Burkhard Fritsche alias BURKH gewann mit: „Auf ins Konklave“, zeigt einen Indianer in der Reihe der Kardinäle. Auf die Frage, ob er denn überhaupt katholisch sei, antwortet er: „Nein, aber ich kann Rauchzeichen.“
  • Burkhard Fritsche alias BURKH gewann mit: „Auf ins Konklave“, zeigt einen Indianer in der Reihe der Kardinäle. Auf die Frage, ob er denn überhaupt katholisch sei, antwortet er: „Nein, aber ich kann Rauchzeichen.“
  • Foto: Michael de Clerque
  • hochgeladen von Lokalkompass Langenfeld - Monheim - Hilden

Burkhard Fritsche alias BURKH hat die „Hilden Cartoon Biennale“ gewonnen. Der Gewinner war sehr erfreut, dass er den ersten Preis erhielt, der mit 500 Euro dotiert ist.

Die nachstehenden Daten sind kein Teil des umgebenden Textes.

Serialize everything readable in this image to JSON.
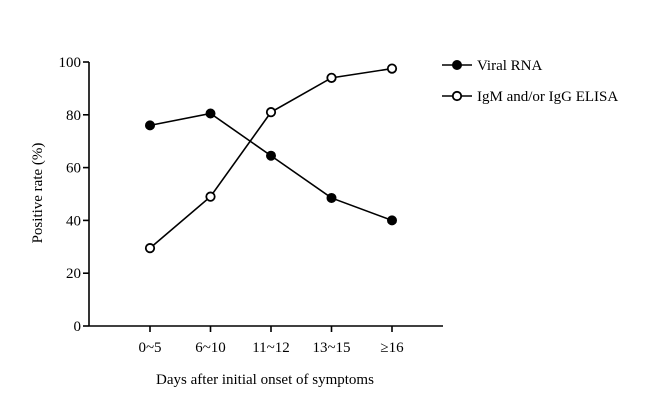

BURKH, der mehrere Arbeiten eingereicht hatte, setzte sich bei der Jury durch mit seinem Bild „Auf ins Konklave“, das einen Indianer in der Reihe der Kardinäle zeigt und seine Antwort auf die Frage, ob er denn überhaupt katholisch sei. „Nein, aber ich kann Rauchzeichen.“ Eine zweite Arbeit mit dem Titel „Caspar David Friedrich, Mönch am Meer, Seitenansicht“ ist eine weitere Arbeit von ihm, die es in die Ausstellung geschafft hat.

Kunststudium absolviert

Horst Thiele vom Haus Hildener Künstler gratulierte dem Preisträger auf der Vernissage am vergangenen Freitag, 12. April, vor zahlreichen Gästen.
Fritsche, Jahrgang 1952, ist in Mölln geboren. Er hat ein Kunststudium absolviert und war Meisterschüler bei Prof. Timm Ulrichs. Seit 1996 lebt er mit seiner Familie in Köln. Von 1985 bis 1990 war er Lehrbeauftragter für Karikatur, Cartoon und Comic an der Universität Münster und von 1994 bis 1997 an der Fachhochschule für Design in Münster. Seit 1980 ist Fritsche freier Cartoonist mit zahlreichen Veröffentlichungen unter anderem in Pardon, Konkret, Titanic, Kowalski, Eulenspiegel, Nebelspalter, ran, GEO, Amica, TAZ, Die Zeit, Zeitmagazin, Focus, Welt am Sonntag, Süddeutsche Zeitung, Stuttgarter Zeitung, Spiegel online, Charlie Hebdo (deutsche Ausgabe) und viele andere mehr.
Unter den Gratulanten waren auch viele teilnehmende Kollegen wie Jacqueline Rieger, die extra aus München angereist ist und Birte Strohmayer aus Düsseldorf, die Preisträgerin der 4. Cartoon Biennale.

Cartoons bis Sonntag betrachten

Besucher haben noch bis zum Sonntag, 28. April, Gelegenheit, sich die 100 Cartoons der Ausstellung anzusehen. Jeder Besucher kann außerdem eine Stimme für den Publikumspreis 2019 abgeben. Öffnungszeiten des H6 an der Hofstraße 6 sind Donnerstag 16-19 Uhr. Samstag, Sonntag und Ostermontag jeweils von 14-19 Uhr. Ein Katalog ist für 10 Euro erhältlich. Der Eintritt ist zu allen Zeiten frei.